Vegan Family Reunion (VFR) recently launched in San Antonio, TX as the city’s first Black-owned vegan outdoor market. Founded by Naomi Hendrix Oyegoke, owner and head chef of frozen meal company Rooted Vegan Cuisine, VFR’s inaugural event featured more than 20 local Black-owned vendors and products such as Southern and Cajun food from pop-up Mellos Vegan Gumbo; powerbowls from fitness company Fit Black Vegan; vitamins and teas from alternative health company Godbody Concepts; beer from Weathered Souls Brewing Company; and açai bowls, smoothies, and juices from pop-up Acai Eternity Co.
“I’ve been thinking about hosting a Black-owned vegan market for a while now,” Oyegoke told VegNews. “[VFR] really brought together many of the things I’m passionate about: veganism, supporting my brothers and sisters in the Black community, supporting local charitable organizations that are doing amazing work, spreading joy and love, and being surrounded by like-minded people.”
VFR’s inaugural event also featured national and local raffles and an art auction with original work from local Black artist Alain Boris. Proceeds directly benefited The Black Freedom Factory (a social justice organization dedicated to cultivating a more equitable culture) and Black Outside Inc. (an organization committed to making national parks and outdoor spaces more accessible by helping Black youth reconnect with nature).
Aside from local businesses and food vendors, VFR also had vegan dieticians and the Ethical Network of San Antonio—a vegan intersectional social justice organization—in attendance to help provide information and resources. “Spreading information and knowledge about the benefits of a plant-based diet is [also] important to all of us food vendors, especially finding a way to get that information to other members of the Black community since we have higher rates of so many diet-related medical conditions,” Oyegoke said. “We want them to know how even small changes towards a plant-based lifestyle can make a big difference in their overall health and life overall.”
Because Black Lives Matter
With an estimated 400 to 500 patrons in attendance, VFR was a way to bring healing to San Antonio’s Black community following a year marked by the deaths of George Floyd, Brianna Taylor, Ahmaud Arbery, and countless others. “VFR was also an opportunity to bring so much joy at a time when we desperately needed it,” said Oyegoke. “It’s been a very emotionally taxing time for us in the Black community, but when we get together and eat, sing, dance, create art, and laugh, it gives us strength. It helps us heal.
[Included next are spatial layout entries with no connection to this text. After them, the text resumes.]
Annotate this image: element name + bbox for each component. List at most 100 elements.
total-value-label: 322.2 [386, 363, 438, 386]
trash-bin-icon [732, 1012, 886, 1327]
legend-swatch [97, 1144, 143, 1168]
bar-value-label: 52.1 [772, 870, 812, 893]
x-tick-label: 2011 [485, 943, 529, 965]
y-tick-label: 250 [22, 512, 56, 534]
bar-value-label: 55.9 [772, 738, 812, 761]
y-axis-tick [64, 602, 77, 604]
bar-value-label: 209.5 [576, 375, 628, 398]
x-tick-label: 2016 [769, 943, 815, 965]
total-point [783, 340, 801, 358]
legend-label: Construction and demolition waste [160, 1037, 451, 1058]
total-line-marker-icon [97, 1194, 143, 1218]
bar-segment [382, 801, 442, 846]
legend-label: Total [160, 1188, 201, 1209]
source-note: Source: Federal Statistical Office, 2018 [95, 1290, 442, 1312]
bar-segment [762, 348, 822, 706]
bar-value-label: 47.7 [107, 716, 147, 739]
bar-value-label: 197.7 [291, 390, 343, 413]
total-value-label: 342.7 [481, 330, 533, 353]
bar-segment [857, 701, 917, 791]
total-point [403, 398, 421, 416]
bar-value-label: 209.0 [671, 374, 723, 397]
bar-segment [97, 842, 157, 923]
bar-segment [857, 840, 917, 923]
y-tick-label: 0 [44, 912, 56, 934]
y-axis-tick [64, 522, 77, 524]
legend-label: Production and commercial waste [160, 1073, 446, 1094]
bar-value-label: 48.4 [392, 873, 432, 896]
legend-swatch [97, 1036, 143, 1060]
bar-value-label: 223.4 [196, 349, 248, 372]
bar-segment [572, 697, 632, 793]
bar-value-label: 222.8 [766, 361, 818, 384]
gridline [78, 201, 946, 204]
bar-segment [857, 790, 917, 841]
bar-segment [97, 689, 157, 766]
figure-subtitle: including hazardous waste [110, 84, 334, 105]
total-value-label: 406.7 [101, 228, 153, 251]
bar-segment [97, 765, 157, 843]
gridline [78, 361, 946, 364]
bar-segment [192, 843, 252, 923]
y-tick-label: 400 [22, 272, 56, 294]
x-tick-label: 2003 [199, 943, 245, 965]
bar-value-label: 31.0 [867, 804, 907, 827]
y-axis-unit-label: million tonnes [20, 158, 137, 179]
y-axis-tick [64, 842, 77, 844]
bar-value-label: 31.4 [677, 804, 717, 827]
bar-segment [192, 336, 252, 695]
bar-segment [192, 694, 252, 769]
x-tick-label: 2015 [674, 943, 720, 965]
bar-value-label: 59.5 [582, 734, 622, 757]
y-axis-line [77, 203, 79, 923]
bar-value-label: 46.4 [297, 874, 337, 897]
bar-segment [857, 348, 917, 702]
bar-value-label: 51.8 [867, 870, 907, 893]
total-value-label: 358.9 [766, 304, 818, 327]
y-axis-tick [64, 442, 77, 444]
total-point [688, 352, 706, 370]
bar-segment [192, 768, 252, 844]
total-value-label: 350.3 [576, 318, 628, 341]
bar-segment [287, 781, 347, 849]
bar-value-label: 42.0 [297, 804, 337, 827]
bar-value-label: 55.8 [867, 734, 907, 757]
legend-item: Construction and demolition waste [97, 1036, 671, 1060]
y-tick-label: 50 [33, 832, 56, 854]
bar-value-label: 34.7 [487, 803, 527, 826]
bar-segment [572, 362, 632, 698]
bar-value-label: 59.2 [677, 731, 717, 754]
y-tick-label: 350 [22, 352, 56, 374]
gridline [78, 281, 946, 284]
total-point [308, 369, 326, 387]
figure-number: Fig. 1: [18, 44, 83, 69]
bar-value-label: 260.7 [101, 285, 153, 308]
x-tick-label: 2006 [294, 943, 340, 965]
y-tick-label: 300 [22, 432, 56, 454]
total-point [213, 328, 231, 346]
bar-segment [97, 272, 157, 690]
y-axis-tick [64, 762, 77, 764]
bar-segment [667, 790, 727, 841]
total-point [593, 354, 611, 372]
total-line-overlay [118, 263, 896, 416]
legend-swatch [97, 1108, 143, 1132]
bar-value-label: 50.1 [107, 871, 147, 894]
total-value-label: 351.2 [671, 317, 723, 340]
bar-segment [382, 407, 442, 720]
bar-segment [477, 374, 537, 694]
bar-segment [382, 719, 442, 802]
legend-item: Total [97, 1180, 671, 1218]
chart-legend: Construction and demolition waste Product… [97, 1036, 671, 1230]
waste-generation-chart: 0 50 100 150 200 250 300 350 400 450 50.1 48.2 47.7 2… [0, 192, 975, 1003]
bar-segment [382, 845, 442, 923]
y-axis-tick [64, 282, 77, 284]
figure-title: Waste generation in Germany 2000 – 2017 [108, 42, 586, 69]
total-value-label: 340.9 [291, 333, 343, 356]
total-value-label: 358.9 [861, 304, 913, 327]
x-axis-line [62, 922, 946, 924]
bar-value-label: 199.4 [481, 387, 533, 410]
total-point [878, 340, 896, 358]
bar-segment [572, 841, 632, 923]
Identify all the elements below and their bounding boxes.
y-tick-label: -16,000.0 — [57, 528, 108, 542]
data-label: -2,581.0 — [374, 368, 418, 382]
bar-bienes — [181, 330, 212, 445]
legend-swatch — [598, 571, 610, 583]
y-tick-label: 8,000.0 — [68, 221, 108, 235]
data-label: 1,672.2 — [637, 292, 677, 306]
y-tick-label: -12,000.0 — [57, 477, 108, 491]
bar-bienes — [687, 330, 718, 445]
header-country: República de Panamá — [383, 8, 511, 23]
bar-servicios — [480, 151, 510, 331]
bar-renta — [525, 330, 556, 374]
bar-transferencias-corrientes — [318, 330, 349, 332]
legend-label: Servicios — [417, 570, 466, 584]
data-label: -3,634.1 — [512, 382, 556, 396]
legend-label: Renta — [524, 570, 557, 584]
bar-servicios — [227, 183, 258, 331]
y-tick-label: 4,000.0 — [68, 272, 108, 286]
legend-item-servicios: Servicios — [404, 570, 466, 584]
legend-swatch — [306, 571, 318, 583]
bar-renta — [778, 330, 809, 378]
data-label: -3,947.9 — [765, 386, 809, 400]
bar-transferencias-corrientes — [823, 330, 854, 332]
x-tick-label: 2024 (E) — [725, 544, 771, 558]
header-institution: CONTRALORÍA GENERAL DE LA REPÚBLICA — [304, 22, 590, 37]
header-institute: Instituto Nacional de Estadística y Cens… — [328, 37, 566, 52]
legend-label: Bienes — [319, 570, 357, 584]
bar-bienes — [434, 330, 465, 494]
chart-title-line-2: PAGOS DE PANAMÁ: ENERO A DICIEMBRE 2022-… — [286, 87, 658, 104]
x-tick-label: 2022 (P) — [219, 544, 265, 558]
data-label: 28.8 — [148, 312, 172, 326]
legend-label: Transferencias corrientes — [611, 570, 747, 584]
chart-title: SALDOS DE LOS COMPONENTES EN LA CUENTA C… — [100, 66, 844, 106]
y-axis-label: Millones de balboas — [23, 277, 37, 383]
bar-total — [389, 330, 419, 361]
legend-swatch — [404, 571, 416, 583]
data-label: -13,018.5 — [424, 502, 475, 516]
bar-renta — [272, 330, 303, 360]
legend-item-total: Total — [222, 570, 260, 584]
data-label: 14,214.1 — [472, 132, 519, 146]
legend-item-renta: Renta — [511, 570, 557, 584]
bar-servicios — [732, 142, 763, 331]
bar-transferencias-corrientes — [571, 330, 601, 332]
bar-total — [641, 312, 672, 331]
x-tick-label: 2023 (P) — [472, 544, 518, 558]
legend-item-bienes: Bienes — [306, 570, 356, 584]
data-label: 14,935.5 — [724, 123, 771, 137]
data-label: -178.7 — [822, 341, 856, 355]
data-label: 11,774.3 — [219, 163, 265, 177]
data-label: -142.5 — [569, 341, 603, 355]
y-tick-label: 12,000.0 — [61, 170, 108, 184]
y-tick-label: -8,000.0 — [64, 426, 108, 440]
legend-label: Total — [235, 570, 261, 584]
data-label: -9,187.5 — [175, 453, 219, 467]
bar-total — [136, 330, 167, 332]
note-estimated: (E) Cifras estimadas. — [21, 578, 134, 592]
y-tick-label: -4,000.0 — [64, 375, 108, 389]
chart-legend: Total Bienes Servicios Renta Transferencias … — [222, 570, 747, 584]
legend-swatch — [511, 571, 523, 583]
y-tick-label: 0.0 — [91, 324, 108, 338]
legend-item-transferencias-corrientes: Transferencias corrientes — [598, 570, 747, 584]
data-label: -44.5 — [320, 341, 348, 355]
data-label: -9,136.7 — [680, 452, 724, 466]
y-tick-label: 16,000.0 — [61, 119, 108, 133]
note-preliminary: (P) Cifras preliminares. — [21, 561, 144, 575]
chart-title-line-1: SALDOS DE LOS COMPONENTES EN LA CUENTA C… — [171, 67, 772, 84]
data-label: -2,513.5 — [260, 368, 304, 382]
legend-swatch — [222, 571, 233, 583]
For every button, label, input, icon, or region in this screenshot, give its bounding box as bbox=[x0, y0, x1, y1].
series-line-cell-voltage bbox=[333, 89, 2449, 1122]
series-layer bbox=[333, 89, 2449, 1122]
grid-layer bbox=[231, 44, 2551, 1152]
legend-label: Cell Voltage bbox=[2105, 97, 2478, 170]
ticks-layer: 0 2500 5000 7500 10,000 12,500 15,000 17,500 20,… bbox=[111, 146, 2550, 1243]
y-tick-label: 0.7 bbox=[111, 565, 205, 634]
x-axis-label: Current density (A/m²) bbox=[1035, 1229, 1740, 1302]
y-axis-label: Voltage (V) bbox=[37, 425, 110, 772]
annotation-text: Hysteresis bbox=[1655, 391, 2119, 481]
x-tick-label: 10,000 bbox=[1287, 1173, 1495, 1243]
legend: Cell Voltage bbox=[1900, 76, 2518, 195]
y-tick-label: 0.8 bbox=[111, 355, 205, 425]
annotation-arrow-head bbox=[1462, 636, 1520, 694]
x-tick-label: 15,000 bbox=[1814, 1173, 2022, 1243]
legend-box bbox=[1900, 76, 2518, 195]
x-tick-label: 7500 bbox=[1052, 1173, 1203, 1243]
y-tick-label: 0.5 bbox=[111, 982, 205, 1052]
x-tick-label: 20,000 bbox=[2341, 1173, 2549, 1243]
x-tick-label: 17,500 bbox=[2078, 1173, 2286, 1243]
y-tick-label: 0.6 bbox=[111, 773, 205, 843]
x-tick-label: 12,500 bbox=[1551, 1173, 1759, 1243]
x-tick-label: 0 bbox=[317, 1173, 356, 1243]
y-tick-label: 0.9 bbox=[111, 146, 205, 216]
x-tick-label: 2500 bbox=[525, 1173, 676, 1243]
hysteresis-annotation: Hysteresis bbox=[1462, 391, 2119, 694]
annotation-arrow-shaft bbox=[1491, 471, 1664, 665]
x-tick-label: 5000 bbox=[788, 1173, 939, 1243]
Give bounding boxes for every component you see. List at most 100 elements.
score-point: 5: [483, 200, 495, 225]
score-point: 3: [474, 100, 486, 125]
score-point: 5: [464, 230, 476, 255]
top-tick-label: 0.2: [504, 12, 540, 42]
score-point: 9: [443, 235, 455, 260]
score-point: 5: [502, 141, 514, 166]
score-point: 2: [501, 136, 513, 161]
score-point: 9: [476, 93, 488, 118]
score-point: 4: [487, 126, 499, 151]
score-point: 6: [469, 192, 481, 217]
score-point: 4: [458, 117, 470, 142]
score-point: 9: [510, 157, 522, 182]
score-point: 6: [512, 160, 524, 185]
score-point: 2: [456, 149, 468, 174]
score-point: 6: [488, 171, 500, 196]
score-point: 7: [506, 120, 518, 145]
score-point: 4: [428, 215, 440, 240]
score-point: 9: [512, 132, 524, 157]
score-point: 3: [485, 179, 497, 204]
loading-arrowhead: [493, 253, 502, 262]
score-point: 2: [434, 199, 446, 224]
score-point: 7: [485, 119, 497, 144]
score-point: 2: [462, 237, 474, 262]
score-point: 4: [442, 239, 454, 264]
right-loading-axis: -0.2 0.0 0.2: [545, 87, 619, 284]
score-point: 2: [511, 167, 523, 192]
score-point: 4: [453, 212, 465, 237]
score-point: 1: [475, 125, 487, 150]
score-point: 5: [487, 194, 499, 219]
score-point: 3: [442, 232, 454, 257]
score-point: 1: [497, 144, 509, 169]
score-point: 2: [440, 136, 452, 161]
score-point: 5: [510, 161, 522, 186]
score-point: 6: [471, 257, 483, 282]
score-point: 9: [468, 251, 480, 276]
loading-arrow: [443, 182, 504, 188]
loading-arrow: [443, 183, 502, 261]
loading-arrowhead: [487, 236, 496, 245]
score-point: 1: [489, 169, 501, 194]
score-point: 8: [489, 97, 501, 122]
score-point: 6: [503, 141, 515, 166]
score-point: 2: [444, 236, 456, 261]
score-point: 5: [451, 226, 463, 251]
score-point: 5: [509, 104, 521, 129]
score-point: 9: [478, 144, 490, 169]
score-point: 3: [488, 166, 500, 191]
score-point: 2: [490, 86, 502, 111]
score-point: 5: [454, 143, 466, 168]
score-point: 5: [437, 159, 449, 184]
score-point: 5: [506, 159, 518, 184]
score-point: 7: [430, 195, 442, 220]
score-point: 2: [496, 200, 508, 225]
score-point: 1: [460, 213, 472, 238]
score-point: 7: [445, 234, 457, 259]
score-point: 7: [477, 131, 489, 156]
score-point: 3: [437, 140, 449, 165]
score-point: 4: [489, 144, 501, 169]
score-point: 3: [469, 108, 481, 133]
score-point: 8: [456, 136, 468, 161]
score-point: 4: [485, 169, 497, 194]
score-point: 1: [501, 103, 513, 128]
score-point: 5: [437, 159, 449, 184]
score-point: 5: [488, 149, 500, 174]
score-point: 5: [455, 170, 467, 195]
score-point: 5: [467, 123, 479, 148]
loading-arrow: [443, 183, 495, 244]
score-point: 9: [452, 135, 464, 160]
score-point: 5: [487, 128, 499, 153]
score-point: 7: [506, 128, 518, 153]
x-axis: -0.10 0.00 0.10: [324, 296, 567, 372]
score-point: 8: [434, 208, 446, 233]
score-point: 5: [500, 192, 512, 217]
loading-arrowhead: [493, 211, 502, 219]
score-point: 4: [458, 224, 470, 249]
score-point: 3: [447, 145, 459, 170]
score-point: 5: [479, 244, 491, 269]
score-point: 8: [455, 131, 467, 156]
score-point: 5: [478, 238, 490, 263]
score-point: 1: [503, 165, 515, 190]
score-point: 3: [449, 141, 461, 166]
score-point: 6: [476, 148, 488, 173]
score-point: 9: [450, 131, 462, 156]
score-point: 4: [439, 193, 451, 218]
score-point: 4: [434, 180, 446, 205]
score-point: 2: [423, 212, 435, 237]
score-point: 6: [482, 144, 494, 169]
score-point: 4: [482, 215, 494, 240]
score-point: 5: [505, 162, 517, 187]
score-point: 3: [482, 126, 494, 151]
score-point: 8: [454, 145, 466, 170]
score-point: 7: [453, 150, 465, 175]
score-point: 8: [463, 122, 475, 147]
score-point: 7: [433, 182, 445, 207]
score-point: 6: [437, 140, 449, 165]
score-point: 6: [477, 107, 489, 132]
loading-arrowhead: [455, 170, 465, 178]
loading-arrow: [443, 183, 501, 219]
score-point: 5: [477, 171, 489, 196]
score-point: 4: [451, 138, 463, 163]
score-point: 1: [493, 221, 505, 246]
I really needed that.”
For Oyegoke, VFR allowed San Antonio vegans to reconnect after a year of quarantining and social distancing, while also reaching out to the city’s Black community at large. “This was also a call to the broader local Black community to show them that there are plenty of Black vegans already here—to break down the stereotypes of what it looks like and means to be vegan,” she said. “We wanted to showcase just how delicious plant-based versions of classic dishes can be.”
Oyegoke plans to make VFR an annual event and is currently toying with the idea of smaller events throughout the year. “My hope is that VFR is just one more vehicle to help the vegan movement grow overall and specifically within the Black community,” she said. “I want to show the Black community overall that the vegan movement is here for them so I definitely intend on utilizing VFR as a means to fundraise for organizations dedicated to the health, wealth, and progress of the Black community.”